DRK-Mitarbeiter fordern bei einer Streikversammlung in Stuttgart mehr Geld, aber auch bessere Arbeitsbedingungen Foto: dpa

Die Retter in Baden-Württemberg werden selbst zum Notfall: Mit dem vorhandenen Personal lassen sich die vielen Einsätze kaum noch bewältigen. Mancherorts fallen Schichten aus.

Stuttgart - Immer mehr Einsätze, gleichzeitig zu wenige Leute: Dem Rettungsdienst in Baden-Württemberg stehen schwere Zeiten bevor. „Uns droht der Kollaps“, sagte ein Mitarbeiter eines Kreisverbandes des Deutschen Roten Kreuzes (DRK) in der Region Stuttgart unserer Zeitung. Es fielen bereits Schichten aus, weil Leute fehlen. Das DRK bewältigt im Land die meisten Einsätze.
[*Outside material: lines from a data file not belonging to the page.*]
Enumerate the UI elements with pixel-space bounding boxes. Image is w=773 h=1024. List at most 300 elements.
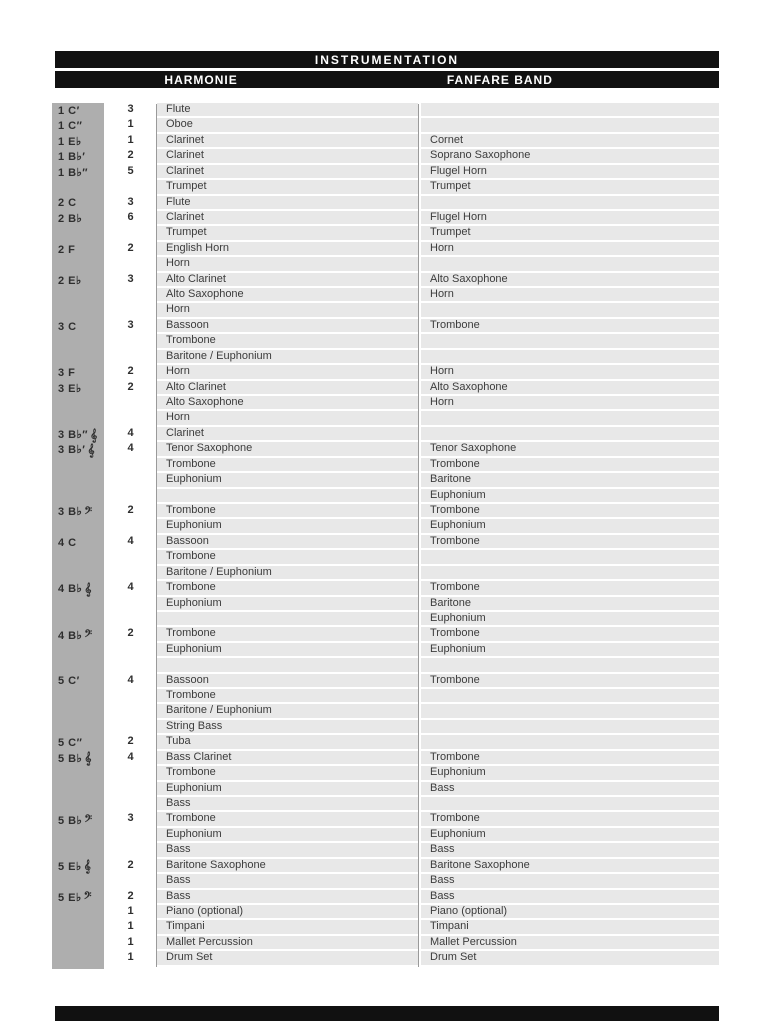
table-row <box>52 319 719 334</box>
part-count <box>104 226 157 241</box>
part-count: 3 <box>127 195 134 208</box>
harmonie-instrument: Euphonium <box>157 643 418 658</box>
harmonie-instrument: Clarinet <box>157 427 418 442</box>
part-key-cell <box>52 859 104 874</box>
part-key-cell <box>52 257 104 272</box>
harmonie-instrument: Euphonium <box>157 828 418 843</box>
part-key-label: 5 C″ <box>58 737 83 749</box>
fanfare-instrument: Trombone <box>421 674 719 689</box>
fanfare-instrument: Euphonium <box>421 766 719 781</box>
part-count <box>104 766 157 781</box>
fanfare-instrument: Euphonium <box>421 828 719 843</box>
part-count: 3 <box>127 272 134 285</box>
part-key-cell <box>52 334 104 349</box>
harmonie-instrument: Timpani <box>157 920 418 935</box>
fanfare-instrument: Trombone <box>421 627 719 642</box>
fanfare-instrument: Trombone <box>421 581 719 596</box>
harmonie-instrument: Alto Clarinet <box>157 381 418 396</box>
part-count <box>104 334 157 349</box>
part-count: 4 <box>127 581 134 594</box>
part-key-cell <box>52 288 104 303</box>
part-key-cell <box>52 936 104 951</box>
part-count: 2 <box>127 858 134 871</box>
harmonie-instrument: Trombone <box>157 812 418 827</box>
part-key-label: 2 C <box>58 197 77 210</box>
table-row <box>52 674 719 689</box>
fanfare-instrument: Trombone <box>421 319 719 334</box>
table-row <box>52 273 719 288</box>
table-row <box>52 890 719 905</box>
bass-clef-icon: 𝄢 <box>84 628 93 643</box>
fanfare-instrument <box>421 411 719 426</box>
part-key-label: 4 C <box>58 536 77 549</box>
bass-clef-icon: 𝄢 <box>84 504 93 519</box>
table-row <box>52 165 719 180</box>
harmonie-instrument: Bass <box>157 843 418 858</box>
part-key-cell <box>52 350 104 365</box>
part-count: 3 <box>127 103 134 115</box>
table-row <box>52 350 719 365</box>
fanfare-instrument: Alto Saxophone <box>421 381 719 396</box>
part-key-cell <box>52 489 104 504</box>
part-count <box>104 288 157 303</box>
fanfare-instrument: Alto Saxophone <box>421 273 719 288</box>
fanfare-instrument: Bass <box>421 782 719 797</box>
part-key-cell <box>52 951 104 966</box>
treble-clef-icon: 𝄞 <box>84 581 92 596</box>
harmonie-instrument: Euphonium <box>157 597 418 612</box>
table-row <box>52 658 719 673</box>
harmonie-instrument: Bass Clarinet <box>157 751 418 766</box>
treble-clef-icon: 𝄞 <box>83 859 91 874</box>
part-count: 6 <box>127 210 134 223</box>
harmonie-instrument: Bass <box>157 874 418 889</box>
part-key-cell <box>52 118 104 133</box>
harmonie-instrument: Bassoon <box>157 319 418 334</box>
harmonie-instrument: String Bass <box>157 720 418 735</box>
part-count <box>104 828 157 843</box>
fanfare-instrument <box>421 689 719 704</box>
fanfare-instrument: Trombone <box>421 458 719 473</box>
table-row <box>52 550 719 565</box>
part-count <box>104 350 157 365</box>
part-count: 2 <box>127 149 134 162</box>
table-row <box>52 905 719 920</box>
part-count: 2 <box>127 627 134 640</box>
table-row <box>52 566 719 581</box>
fanfare-instrument: Mallet Percussion <box>421 936 719 951</box>
harmonie-instrument: Bass <box>157 797 418 812</box>
part-key-cell <box>52 704 104 719</box>
part-count <box>104 704 157 719</box>
part-key-cell <box>52 566 104 581</box>
harmonie-instrument: Clarinet <box>157 149 418 164</box>
harmonie-instrument <box>157 658 418 673</box>
part-count: 2 <box>127 241 134 254</box>
part-key-label: 1 C′ <box>58 104 80 117</box>
fanfare-column-header: FANFARE BAND <box>446 72 553 87</box>
harmonie-instrument: Flute <box>157 103 418 118</box>
fanfare-instrument <box>421 103 719 118</box>
part-key-cell <box>52 165 104 180</box>
fanfare-instrument: Horn <box>421 365 719 380</box>
part-count: 2 <box>127 365 134 378</box>
part-key-cell <box>52 365 104 380</box>
harmonie-instrument: Euphonium <box>157 473 418 488</box>
part-key-label: 4 B♭ <box>58 583 83 596</box>
fanfare-instrument: Euphonium <box>421 519 719 534</box>
part-key-cell <box>52 627 104 642</box>
table-row <box>52 689 719 704</box>
harmonie-instrument: Horn <box>157 365 418 380</box>
table-row <box>52 381 719 396</box>
harmonie-instrument: Bassoon <box>157 535 418 550</box>
part-count <box>104 303 157 318</box>
part-count <box>104 489 157 504</box>
part-key-cell <box>52 720 104 735</box>
table-row <box>52 180 719 195</box>
fanfare-instrument: Flugel Horn <box>421 165 719 180</box>
part-count <box>104 874 157 889</box>
harmonie-instrument: Baritone Saxophone <box>157 859 418 874</box>
table-row <box>52 504 719 519</box>
footer-bar <box>55 1006 719 1021</box>
part-key-label: 5 E♭ <box>58 891 82 904</box>
harmonie-instrument: Bass <box>157 890 418 905</box>
harmonie-instrument: Euphonium <box>157 782 418 797</box>
fanfare-instrument <box>421 334 719 349</box>
table-row <box>52 735 719 750</box>
harmonie-instrument: Horn <box>157 257 418 272</box>
part-key-cell <box>52 828 104 843</box>
table-row <box>52 103 719 118</box>
fanfare-instrument: Flugel Horn <box>421 211 719 226</box>
table-row <box>52 118 719 133</box>
table-row <box>52 196 719 211</box>
table-row <box>52 797 719 812</box>
part-key-cell <box>52 134 104 149</box>
part-key-cell <box>52 319 104 334</box>
fanfare-instrument <box>421 735 719 750</box>
table-row <box>52 535 719 550</box>
part-count <box>104 843 157 858</box>
fanfare-instrument <box>421 303 719 318</box>
part-count: 2 <box>127 380 134 393</box>
part-key-cell <box>52 242 104 257</box>
part-count <box>104 597 157 612</box>
part-count <box>104 797 157 812</box>
part-key-cell <box>52 442 104 457</box>
table-row <box>52 427 719 442</box>
harmonie-instrument: Mallet Percussion <box>157 936 418 951</box>
harmonie-instrument: Flute <box>157 196 418 211</box>
part-count: 2 <box>127 503 134 516</box>
instrumentation-table <box>52 103 719 969</box>
part-key-cell <box>52 689 104 704</box>
harmonie-instrument: Trombone <box>157 627 418 642</box>
harmonie-instrument: Alto Saxophone <box>157 396 418 411</box>
part-key-cell <box>52 550 104 565</box>
part-count <box>104 550 157 565</box>
part-key-label: 2 B♭ <box>58 213 83 226</box>
part-count <box>104 643 157 658</box>
harmonie-instrument: Baritone / Euphonium <box>157 704 418 719</box>
part-count <box>104 658 157 673</box>
part-key-cell <box>52 905 104 920</box>
fanfare-instrument: Horn <box>421 242 719 257</box>
harmonie-instrument: Bassoon <box>157 674 418 689</box>
table-row <box>52 812 719 827</box>
table-row <box>52 211 719 226</box>
part-count: 1 <box>127 118 134 131</box>
part-key-cell <box>52 149 104 164</box>
part-key-label: 5 B♭ <box>58 814 83 827</box>
part-key-cell <box>52 196 104 211</box>
table-row <box>52 442 719 457</box>
part-count <box>104 612 157 627</box>
part-key-label: 1 E♭ <box>58 136 82 149</box>
table-row <box>52 365 719 380</box>
fanfare-instrument: Trombone <box>421 812 719 827</box>
page-title: INSTRUMENTATION <box>314 52 460 67</box>
fanfare-instrument: Soprano Saxophone <box>421 149 719 164</box>
part-count: 1 <box>127 935 134 948</box>
fanfare-instrument <box>421 797 719 812</box>
part-key-label: 5 E♭ <box>58 860 82 873</box>
table-row <box>52 149 719 164</box>
part-key-label: 3 B♭′ <box>58 444 86 457</box>
table-row <box>52 828 719 843</box>
fanfare-instrument: Trombone <box>421 504 719 519</box>
fanfare-instrument: Trombone <box>421 535 719 550</box>
table-row <box>52 519 719 534</box>
part-key-cell <box>52 797 104 812</box>
table-row <box>52 751 719 766</box>
treble-clef-icon: 𝄞 <box>90 427 98 442</box>
bass-clef-icon: 𝄢 <box>83 890 92 905</box>
part-key-cell <box>52 211 104 226</box>
part-key-label: 3 C <box>58 320 77 333</box>
fanfare-instrument: Drum Set <box>421 951 719 966</box>
part-count: 4 <box>127 750 134 763</box>
table-row <box>52 782 719 797</box>
harmonie-instrument: Alto Saxophone <box>157 288 418 303</box>
part-count <box>104 519 157 534</box>
column-header-bar <box>55 71 719 88</box>
table-row <box>52 766 719 781</box>
harmonie-instrument: Trombone <box>157 334 418 349</box>
part-key-cell <box>52 226 104 241</box>
part-count: 4 <box>127 442 134 455</box>
part-key-cell <box>52 458 104 473</box>
part-count <box>104 180 157 195</box>
table-row <box>52 951 719 966</box>
part-key-cell <box>52 581 104 596</box>
part-count <box>104 257 157 272</box>
part-key-label: 3 E♭ <box>58 382 82 395</box>
harmonie-instrument: Trumpet <box>157 180 418 195</box>
fanfare-instrument <box>421 550 719 565</box>
harmonie-instrument: Trombone <box>157 689 418 704</box>
fanfare-instrument <box>421 658 719 673</box>
table-row <box>52 489 719 504</box>
part-count: 4 <box>127 426 134 439</box>
treble-clef-icon: 𝄞 <box>87 442 95 457</box>
part-key-cell <box>52 519 104 534</box>
instrumentation-header-bar <box>55 51 719 68</box>
part-key-label: 2 F <box>58 243 76 256</box>
harmonie-column-header: HARMONIE <box>164 72 238 87</box>
fanfare-instrument: Timpani <box>421 920 719 935</box>
table-row <box>52 720 719 735</box>
part-key-cell <box>52 411 104 426</box>
part-key-cell <box>52 381 104 396</box>
part-count: 4 <box>127 673 134 686</box>
harmonie-instrument: Alto Clarinet <box>157 273 418 288</box>
table-row <box>52 859 719 874</box>
part-key-label: 3 F <box>58 366 76 379</box>
harmonie-instrument: Baritone / Euphonium <box>157 350 418 365</box>
part-key-cell <box>52 658 104 673</box>
table-row <box>52 612 719 627</box>
part-key-cell <box>52 643 104 658</box>
part-key-label: 5 C′ <box>58 675 80 688</box>
part-count: 1 <box>127 133 134 146</box>
fanfare-instrument: Trumpet <box>421 226 719 241</box>
part-key-label: 4 B♭ <box>58 629 83 642</box>
harmonie-instrument: Trombone <box>157 504 418 519</box>
table-row <box>52 581 719 596</box>
part-key-cell <box>52 612 104 627</box>
harmonie-instrument <box>157 612 418 627</box>
bass-clef-icon: 𝄢 <box>84 813 93 828</box>
part-key-cell <box>52 504 104 519</box>
part-key-cell <box>52 751 104 766</box>
part-count <box>104 566 157 581</box>
part-key-cell <box>52 812 104 827</box>
part-count: 1 <box>127 920 134 933</box>
part-key-label: 1 B♭′ <box>58 151 86 164</box>
harmonie-instrument: Trombone <box>157 550 418 565</box>
table-row <box>52 643 719 658</box>
part-key-cell <box>52 535 104 550</box>
part-key-label: 3 B♭″ <box>58 429 89 442</box>
part-key-cell <box>52 735 104 750</box>
fanfare-instrument: Euphonium <box>421 612 719 627</box>
harmonie-instrument: Piano (optional) <box>157 905 418 920</box>
part-key-cell <box>52 843 104 858</box>
part-key-cell <box>52 766 104 781</box>
fanfare-instrument: Piano (optional) <box>421 905 719 920</box>
fanfare-instrument <box>421 427 719 442</box>
fanfare-instrument: Tenor Saxophone <box>421 442 719 457</box>
table-row <box>52 226 719 241</box>
part-key-label: 1 C″ <box>58 120 83 133</box>
part-key-cell <box>52 273 104 288</box>
harmonie-instrument: Horn <box>157 411 418 426</box>
fanfare-instrument <box>421 704 719 719</box>
part-count: 4 <box>127 534 134 547</box>
table-row <box>52 242 719 257</box>
table-row <box>52 257 719 272</box>
part-key-label: 5 B♭ <box>58 752 83 765</box>
part-key-cell <box>52 103 104 118</box>
part-key-cell <box>52 597 104 612</box>
harmonie-instrument: English Horn <box>157 242 418 257</box>
part-count: 3 <box>127 812 134 825</box>
part-count <box>104 782 157 797</box>
part-count <box>104 396 157 411</box>
table-row <box>52 458 719 473</box>
part-count <box>104 689 157 704</box>
part-key-label: 2 E♭ <box>58 274 82 287</box>
fanfare-instrument <box>421 118 719 133</box>
fanfare-instrument: Baritone Saxophone <box>421 859 719 874</box>
harmonie-instrument: Clarinet <box>157 165 418 180</box>
fanfare-instrument: Horn <box>421 288 719 303</box>
fanfare-instrument: Bass <box>421 874 719 889</box>
fanfare-instrument <box>421 720 719 735</box>
harmonie-instrument: Tenor Saxophone <box>157 442 418 457</box>
harmonie-instrument: Horn <box>157 303 418 318</box>
harmonie-instrument: Drum Set <box>157 951 418 966</box>
table-row <box>52 334 719 349</box>
part-key-cell <box>52 180 104 195</box>
part-count <box>104 720 157 735</box>
harmonie-instrument: Clarinet <box>157 211 418 226</box>
part-key-cell <box>52 890 104 905</box>
fanfare-instrument: Cornet <box>421 134 719 149</box>
harmonie-instrument: Trombone <box>157 458 418 473</box>
table-row <box>52 134 719 149</box>
harmonie-instrument: Tuba <box>157 735 418 750</box>
harmonie-instrument <box>157 489 418 504</box>
table-row <box>52 288 719 303</box>
part-count <box>104 411 157 426</box>
table-row <box>52 597 719 612</box>
harmonie-instrument: Trombone <box>157 581 418 596</box>
part-count: 5 <box>127 164 134 177</box>
fanfare-instrument: Trumpet <box>421 180 719 195</box>
part-key-cell <box>52 473 104 488</box>
part-key-cell <box>52 782 104 797</box>
part-key-cell <box>52 674 104 689</box>
fanfare-instrument <box>421 350 719 365</box>
fanfare-instrument: Euphonium <box>421 643 719 658</box>
fanfare-instrument: Baritone <box>421 597 719 612</box>
table-row <box>52 627 719 642</box>
part-count <box>104 458 157 473</box>
part-key-label: 3 B♭ <box>58 506 83 519</box>
fanfare-instrument: Horn <box>421 396 719 411</box>
fanfare-instrument <box>421 257 719 272</box>
table-row <box>52 920 719 935</box>
table-row <box>52 843 719 858</box>
fanfare-instrument: Trombone <box>421 751 719 766</box>
table-row <box>52 704 719 719</box>
table-row <box>52 411 719 426</box>
treble-clef-icon: 𝄞 <box>84 751 92 766</box>
table-row <box>52 874 719 889</box>
part-key-label: 1 B♭″ <box>58 166 89 179</box>
table-row <box>52 303 719 318</box>
harmonie-instrument: Euphonium <box>157 519 418 534</box>
harmonie-instrument: Trombone <box>157 766 418 781</box>
part-key-cell <box>52 396 104 411</box>
fanfare-instrument: Bass <box>421 843 719 858</box>
table-row <box>52 396 719 411</box>
table-row <box>52 473 719 488</box>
„Wir haben große Probleme und sehen die Entwicklung mit Sorge“, sagt Udo Bangerter, Sprecher des Landesverbandes Baden-Württemberg. Allein das Rote Kreuz benötige mehrere Hundert zusätzliche Mitarbeiter. Grund ist die neue Ausbildung zum Notfallsanitäter. Weil die länger dauert als die der bisherigen Rettungsassistenten und zuletzt viele Interessenten die Umstellung abgewartet haben, klafft eine große Lücke. „In vier, fünf Jahren haben wir wieder genug Absolventen – aber die Frage ist, wo wir jetzt Mitarbeiter herbekommen“, so Bangerter.

Notruf wegen Fieber

Verschärft wird die Lage dadurch, dass die Zahl der Einsätze seit Jahren kontinuierlich steigt. Deshalb müssen neue Rettungswagen in Betrieb genommen werden, für die ebenfalls Personal gebraucht wird. Der DRK-Kreisverband Baden-Württemberg zählt inzwischen über eine halbe Million Rettungsdiensteinsätze pro Jahr. Beim Badischen Roten Kreuz, das für Südbaden zuständig ist, sind die Zahlen seit 2010 um über 20 Prozent auf 189 000 Einsätze gestiegen. „Manche Leute rufen inzwischen den Notarzt, weil sie Fieber haben“, sagt Sprecherin Karin Bundschuh. In Stuttgart lag der Wert im ersten Halbjahr 2016 bei 32 800 Einsätzen – im gesamten Jahr 2014 waren es 61 200.

Hinzu kommt die psychische Belastung. Viele Mitarbeiter sprechen von fehlendem Respekt der Patienten. Auch die zunehmenden Terrorlagen spielen eine Rolle. Von technischem Schutz wie stichsicheren Westen hält man beim DRK allerdings nichts. Stattdessen setzt man auf Deeskalationstraining.